Emeritus Professor of Nematology,
Dr. Biol. Sci. Ekaterina S. Kirjanova, the oldest and most eminent plant
nematologist in the U.S.S.R. died unexpectedly of a heart attack at home
in Leningrad on December 17, 1976 at the age of 76.
She was born at Vernyi (now
Alma-Ata), Kazakhstan on December 3, 1900. After finishing at a girls'
school she taught for 2 years and then joined the Middle Asian State University
in Tashkent. There from 1926 she was successively a laboratory assistant
and lecturer of Biology and Parasitology.
E. S. Kirjanova moved to
Leningrad in 1930 as a post-graduate student and in 1934 received her Candidate
of Biol. Sciences degree for publications on plant and soil nematodes without
dissertation. Dr. Kirjanova had joined the Zoological Institute of the
Academy of Sciences of the U.S.S.R. as a research worker in 1933. Including
her post-graduate study, she was active at this Institute continuously
for 46 years to her death. She was promoted to the academic rank of senior
research worker in 1940 and was awarded a Doctor of Biol. Sci. degree in
1962.
Dr. Kirjanova's research
was mainly concerned with systematics and ecology of free-living and plant
parasitic nematodes, but she was also greatly interested in entomophilic
nematodes and hairworms: she was the author or co-author of some 170 scientific
papers and several books.
She described 100 new species of nematodes and hairworms. Twenty-five
dissertations were supervised and written under her guidance. She assembled
a nematode collection of 50000 slides and of 4000 fixed samples as well
as a hair-worm collection of 3000 samples. It is unique in the U.S.S.R.
and without doubt must constitute one of the greatest nematode and hairworm
collections in the world.
During her last years, Dr.
Kirjanova spent most of her time and energy on editorial work.

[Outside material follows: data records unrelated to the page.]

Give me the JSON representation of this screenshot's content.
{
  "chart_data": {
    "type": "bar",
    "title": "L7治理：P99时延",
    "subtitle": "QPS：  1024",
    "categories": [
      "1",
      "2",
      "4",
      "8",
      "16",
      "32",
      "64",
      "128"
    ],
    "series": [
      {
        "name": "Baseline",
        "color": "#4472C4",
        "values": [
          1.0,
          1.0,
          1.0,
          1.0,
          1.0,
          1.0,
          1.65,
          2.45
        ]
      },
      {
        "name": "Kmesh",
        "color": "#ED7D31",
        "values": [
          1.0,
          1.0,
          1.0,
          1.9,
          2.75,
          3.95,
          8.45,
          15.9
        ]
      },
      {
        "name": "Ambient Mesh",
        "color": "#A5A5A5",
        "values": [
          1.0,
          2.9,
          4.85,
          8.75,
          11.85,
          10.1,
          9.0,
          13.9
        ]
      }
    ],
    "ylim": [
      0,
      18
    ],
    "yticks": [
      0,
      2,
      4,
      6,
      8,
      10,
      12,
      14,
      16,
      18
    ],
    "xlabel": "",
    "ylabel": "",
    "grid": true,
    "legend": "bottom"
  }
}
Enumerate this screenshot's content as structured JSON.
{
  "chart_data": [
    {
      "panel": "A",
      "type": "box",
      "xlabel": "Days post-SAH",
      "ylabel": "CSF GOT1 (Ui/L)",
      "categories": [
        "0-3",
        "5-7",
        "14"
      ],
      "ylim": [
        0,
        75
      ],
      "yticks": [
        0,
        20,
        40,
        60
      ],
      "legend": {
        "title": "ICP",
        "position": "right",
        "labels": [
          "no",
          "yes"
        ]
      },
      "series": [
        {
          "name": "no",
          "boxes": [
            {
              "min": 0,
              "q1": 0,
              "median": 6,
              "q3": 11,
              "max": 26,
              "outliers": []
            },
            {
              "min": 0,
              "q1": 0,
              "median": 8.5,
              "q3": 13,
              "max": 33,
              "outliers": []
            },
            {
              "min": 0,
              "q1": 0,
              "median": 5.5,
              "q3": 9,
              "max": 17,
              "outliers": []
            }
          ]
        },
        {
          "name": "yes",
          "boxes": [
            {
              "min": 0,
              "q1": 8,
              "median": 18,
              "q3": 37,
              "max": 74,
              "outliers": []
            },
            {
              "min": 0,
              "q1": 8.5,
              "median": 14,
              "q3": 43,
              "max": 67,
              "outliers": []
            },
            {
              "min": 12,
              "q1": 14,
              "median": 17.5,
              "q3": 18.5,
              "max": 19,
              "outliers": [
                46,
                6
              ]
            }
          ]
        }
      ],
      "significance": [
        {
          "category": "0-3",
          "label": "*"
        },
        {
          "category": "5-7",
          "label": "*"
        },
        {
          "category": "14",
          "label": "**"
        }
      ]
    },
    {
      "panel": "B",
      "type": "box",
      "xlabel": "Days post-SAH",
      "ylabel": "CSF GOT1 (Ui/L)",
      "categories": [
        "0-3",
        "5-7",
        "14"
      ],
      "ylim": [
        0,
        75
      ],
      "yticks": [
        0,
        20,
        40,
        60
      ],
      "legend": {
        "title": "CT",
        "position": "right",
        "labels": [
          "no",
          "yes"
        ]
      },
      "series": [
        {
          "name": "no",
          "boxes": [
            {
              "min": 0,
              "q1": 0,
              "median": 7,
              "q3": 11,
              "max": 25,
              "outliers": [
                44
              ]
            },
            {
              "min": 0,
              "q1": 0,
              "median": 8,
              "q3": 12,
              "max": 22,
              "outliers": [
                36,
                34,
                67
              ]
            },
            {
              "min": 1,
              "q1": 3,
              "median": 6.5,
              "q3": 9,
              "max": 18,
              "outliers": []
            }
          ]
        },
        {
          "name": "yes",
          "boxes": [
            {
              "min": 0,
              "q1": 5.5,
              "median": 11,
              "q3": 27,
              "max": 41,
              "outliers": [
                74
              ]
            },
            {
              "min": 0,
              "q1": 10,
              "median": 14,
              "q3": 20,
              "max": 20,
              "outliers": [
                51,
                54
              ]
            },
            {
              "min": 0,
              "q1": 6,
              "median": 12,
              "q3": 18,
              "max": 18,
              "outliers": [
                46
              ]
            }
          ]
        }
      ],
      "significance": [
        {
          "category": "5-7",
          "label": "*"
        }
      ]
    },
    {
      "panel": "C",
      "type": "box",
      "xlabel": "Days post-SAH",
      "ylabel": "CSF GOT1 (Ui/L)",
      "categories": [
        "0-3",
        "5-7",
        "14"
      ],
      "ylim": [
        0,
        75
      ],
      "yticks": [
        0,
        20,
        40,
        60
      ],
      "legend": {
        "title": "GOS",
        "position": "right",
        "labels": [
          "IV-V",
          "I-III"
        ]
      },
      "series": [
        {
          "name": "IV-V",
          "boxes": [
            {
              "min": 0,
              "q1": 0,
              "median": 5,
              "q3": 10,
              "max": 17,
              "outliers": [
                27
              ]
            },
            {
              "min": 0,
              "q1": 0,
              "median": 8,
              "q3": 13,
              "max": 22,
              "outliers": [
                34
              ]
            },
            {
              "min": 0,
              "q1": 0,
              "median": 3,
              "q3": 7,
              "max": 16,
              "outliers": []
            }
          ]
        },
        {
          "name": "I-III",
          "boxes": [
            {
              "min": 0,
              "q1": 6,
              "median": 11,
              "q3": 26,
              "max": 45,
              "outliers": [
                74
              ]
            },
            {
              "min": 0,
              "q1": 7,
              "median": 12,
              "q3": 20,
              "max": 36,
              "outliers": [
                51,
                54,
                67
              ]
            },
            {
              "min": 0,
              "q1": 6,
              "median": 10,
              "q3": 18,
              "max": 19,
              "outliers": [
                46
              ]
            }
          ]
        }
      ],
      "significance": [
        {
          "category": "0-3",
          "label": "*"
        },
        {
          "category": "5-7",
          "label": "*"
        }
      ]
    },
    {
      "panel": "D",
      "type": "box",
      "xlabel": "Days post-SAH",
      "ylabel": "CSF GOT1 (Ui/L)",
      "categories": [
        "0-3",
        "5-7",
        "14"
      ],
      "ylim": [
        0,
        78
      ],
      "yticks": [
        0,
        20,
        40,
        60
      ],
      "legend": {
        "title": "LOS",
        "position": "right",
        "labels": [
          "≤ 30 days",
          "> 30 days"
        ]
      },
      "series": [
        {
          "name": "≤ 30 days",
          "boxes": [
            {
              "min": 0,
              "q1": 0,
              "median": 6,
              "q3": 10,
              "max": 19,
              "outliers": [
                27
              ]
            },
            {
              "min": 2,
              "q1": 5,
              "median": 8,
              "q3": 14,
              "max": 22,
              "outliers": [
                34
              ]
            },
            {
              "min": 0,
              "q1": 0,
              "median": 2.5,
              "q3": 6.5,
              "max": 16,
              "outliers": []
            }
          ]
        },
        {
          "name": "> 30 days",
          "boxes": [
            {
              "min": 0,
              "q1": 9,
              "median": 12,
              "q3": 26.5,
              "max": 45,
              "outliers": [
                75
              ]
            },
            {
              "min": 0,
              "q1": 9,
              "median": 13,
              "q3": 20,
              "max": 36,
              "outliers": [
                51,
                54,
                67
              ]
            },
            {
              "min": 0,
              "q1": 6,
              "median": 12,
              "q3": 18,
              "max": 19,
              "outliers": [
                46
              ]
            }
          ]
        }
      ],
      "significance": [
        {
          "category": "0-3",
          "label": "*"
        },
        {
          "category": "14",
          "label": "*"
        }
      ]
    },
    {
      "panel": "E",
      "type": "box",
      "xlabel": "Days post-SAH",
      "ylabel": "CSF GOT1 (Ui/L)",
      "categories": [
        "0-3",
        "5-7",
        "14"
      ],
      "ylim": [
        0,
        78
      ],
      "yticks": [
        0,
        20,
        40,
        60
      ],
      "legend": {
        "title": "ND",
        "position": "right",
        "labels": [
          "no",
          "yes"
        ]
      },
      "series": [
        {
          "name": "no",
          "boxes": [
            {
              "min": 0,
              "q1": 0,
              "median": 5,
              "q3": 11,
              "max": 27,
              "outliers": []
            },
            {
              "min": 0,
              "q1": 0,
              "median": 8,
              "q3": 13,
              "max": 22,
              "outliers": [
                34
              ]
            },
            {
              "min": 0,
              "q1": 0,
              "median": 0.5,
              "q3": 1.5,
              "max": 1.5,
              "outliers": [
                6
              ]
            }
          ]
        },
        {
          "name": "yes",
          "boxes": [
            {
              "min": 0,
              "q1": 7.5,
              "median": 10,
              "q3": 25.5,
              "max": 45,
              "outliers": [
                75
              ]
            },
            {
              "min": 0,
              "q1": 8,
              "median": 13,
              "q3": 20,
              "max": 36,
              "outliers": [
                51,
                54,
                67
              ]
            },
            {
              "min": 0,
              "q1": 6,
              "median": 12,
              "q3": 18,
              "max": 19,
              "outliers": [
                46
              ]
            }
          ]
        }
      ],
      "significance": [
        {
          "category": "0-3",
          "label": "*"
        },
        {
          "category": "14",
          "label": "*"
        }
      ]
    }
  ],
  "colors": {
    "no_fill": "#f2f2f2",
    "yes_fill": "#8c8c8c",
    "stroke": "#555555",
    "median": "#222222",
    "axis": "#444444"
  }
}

She was
the Editor of a series of monographs entitled "Keys to plant, soil and
insect nematodes". Three books in this series have been published and a
number of other books are still in print.
Soviet nematologists celebrated Dr. Kirjanova's 75th birthday with
a scientific conference in Leningrad in February 1976. In September, she
was Chairman of one of the Sections in the 8th All-Union Conference of
nematode diseases of agricultural crops in Kishinev, Moldavia. She remained
active and worked inten-sively and with great energy until her death. She
will be greatly missed by all nematologists.